I had to find a way, and I did. If I didn’t, I wouldn’t have been paid to be able to squeak out the meager existence I’ve been able to squeak. Club owners didn’t care about my personal problems, nor did the audiences. I was paid to get laughs. Period. And I did. But I wasn’t laughing myself.

That’s where I am now on a slightly smaller scale. I’m not facing having to testify in any court trials any time soon, but the stress of keeping myself booked and all the other issues I’m dealing with is keeping me more than occupied. I’ve got the stress of a dozen, and I’m feeling the strain.

The IRS problem is going to be a major issue. I got two letters today telling me I owed a total a lot higher than my accountant told me. With all of those penalties and interest tacked on, I’m in a much deeper hole than I first thought. How the hell am I going to get out of this? It’s a tight spot.

I’m not finding much funny right now, at least not off stage. I was able to pull off strong shows in Springfield last weekend, and the audience would never have known anything was wrong.

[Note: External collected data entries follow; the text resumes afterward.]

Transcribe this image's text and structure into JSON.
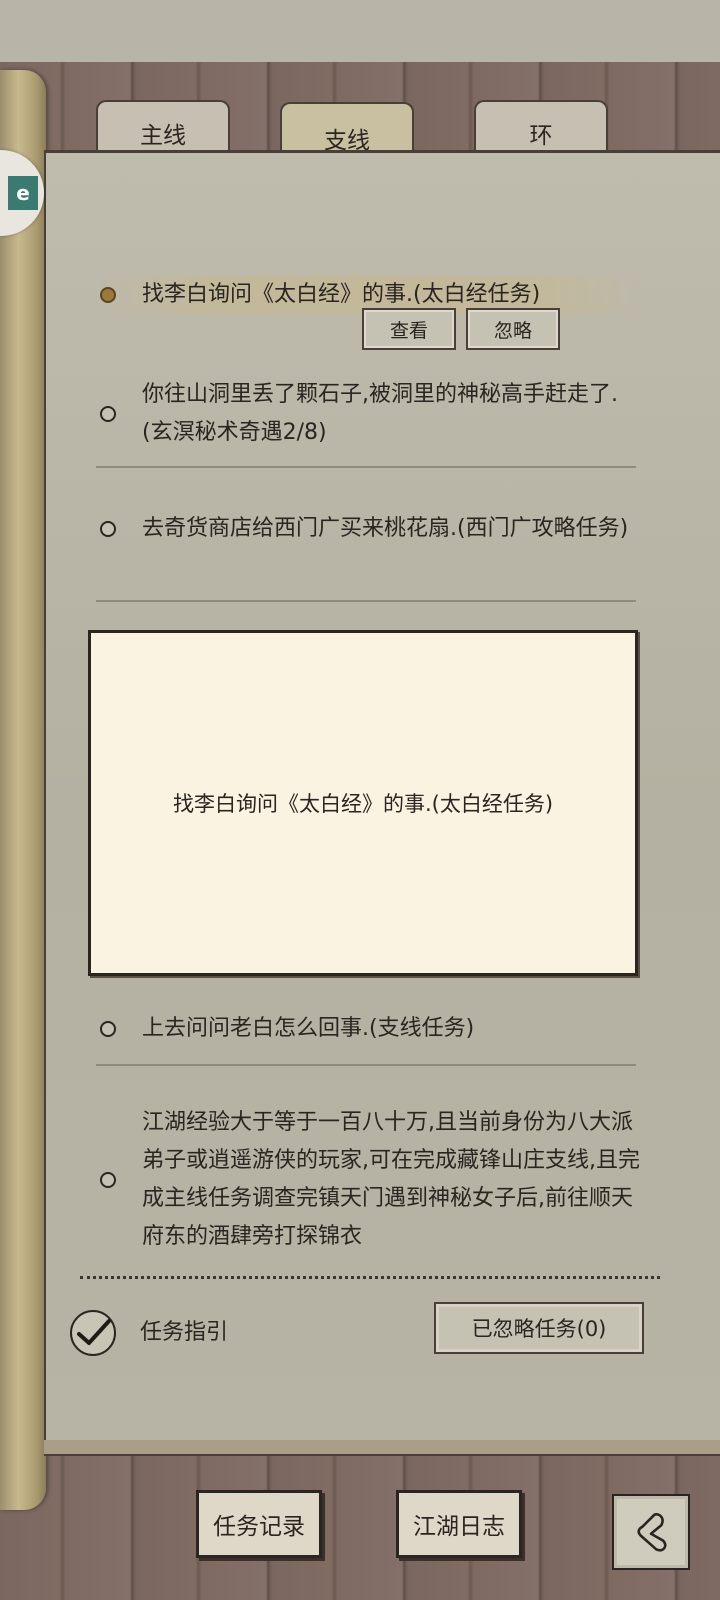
{
  "tabs": [
    {
      "label": "主线"
    },
    {
      "label": "支线"
    },
    {
      "label": "环"
    }
  ],
  "side_badge": {
    "glyph": "e"
  },
  "quests": [
    {
      "text": "找李白询问《太白经》的事.(太白经任务)"
    },
    {
      "text": "你往山洞里丢了颗石子,被洞里的神秘高手赶走了.(玄溟秘术奇遇2/8)"
    },
    {
      "text": "去奇货商店给西门广买来桃花扇.(西门广攻略任务)"
    },
    {
      "text": "上去问问老白怎么回事.(支线任务)"
    },
    {
      "text": "江湖经验大于等于一百八十万,且当前身份为八大派弟子或逍遥游侠的玩家,可在完成藏锋山庄支线,且完成主线任务调查完镇天门遇到神秘女子后,前往顺天府东的酒肆旁打探锦衣"
    }
  ],
  "quest_actions": {
    "view": "查看",
    "ignore": "忽略"
  },
  "popup": {
    "text": "找李白询问《太白经》的事.(太白经任务)"
  },
  "footer": {
    "guide_label": "任务指引",
    "ignored_tasks": "已忽略任务(0)"
  },
  "bottom_nav": {
    "records": "任务记录",
    "journal": "江湖日志"
  },
  "icons": {
    "check": "checkmark-icon",
    "back": "back-icon",
    "badge": "app-badge-icon"
  }
}
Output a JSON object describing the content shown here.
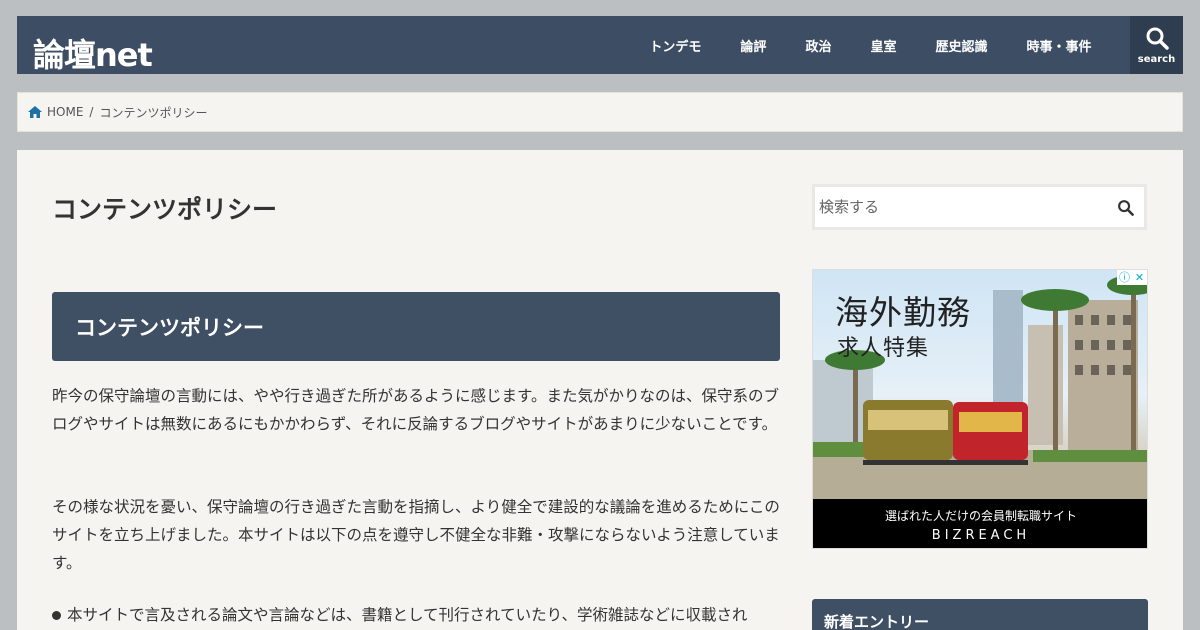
{
  "header": {
    "logo": "論壇net",
    "nav": [
      "トンデモ",
      "論評",
      "政治",
      "皇室",
      "歴史認識",
      "時事・事件"
    ],
    "search_label": "search"
  },
  "breadcrumb": {
    "home": "HOME",
    "separator": "/",
    "current": "コンテンツポリシー"
  },
  "main": {
    "title": "コンテンツポリシー",
    "section_heading": "コンテンツポリシー",
    "paragraph1": "昨今の保守論壇の言動には、やや行き過ぎた所があるように感じます。また気がかりなのは、保守系のブログやサイトは無数にあるにもかかわらず、それに反論するブログやサイトがあまりに少ないことです。",
    "paragraph2": "その様な状況を憂い、保守論壇の行き過ぎた言動を指摘し、より健全で建設的な議論を進めるためにこのサイトを立ち上げました。本サイトは以下の点を遵守し不健全な非難・攻撃にならないよう注意しています。",
    "bullet1": "本サイトで言及される論文や言論などは、書籍として刊行されていたり、学術雑誌などに収載され"
  },
  "sidebar": {
    "search_placeholder": "検索する",
    "ad": {
      "line1": "海外勤務",
      "line2": "求人特集",
      "tagline": "選ばれた人だけの会員制転職サイト",
      "brand": "BIZREACH"
    },
    "widget_title": "新着エントリー"
  },
  "colors": {
    "header_bg": "#3d4d63",
    "panel_bg": "#f5f4f0",
    "page_bg": "#bcbfc1"
  }
}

The way I learned to do that was from having to do it during the bank robbery trial and other times of turmoil throughout my life. But one can only do that so long, and I’m really growing weary of it.

All it would take to really bring my spirits up would be a run of quality shows somewhere. I’ve paid plenty of dues, and I can pull off the shows. Comedy clubs, cruise ships, theatres or a mix of all those venues would be fine. I just want to work and practice a craft I’ve spent my life to learn.

A successful run of quality shows would wipe out my tax debt in no time, put me in a fantastic mindset and also be a treat for the audiences who come to see the shows. I’m ready to give them a great one, as I’ve spent decades on the road polishing it. All they have to do is come and laugh.

It all seems so simple, yet at the same time as far away as scientifically possible. How will I get a chance to make my mark? I don’t know, but when I do I’ll be ready for it. I just need a break to get it all in motion. As the United Negro College Fund says, “All I ever needed was a chance.”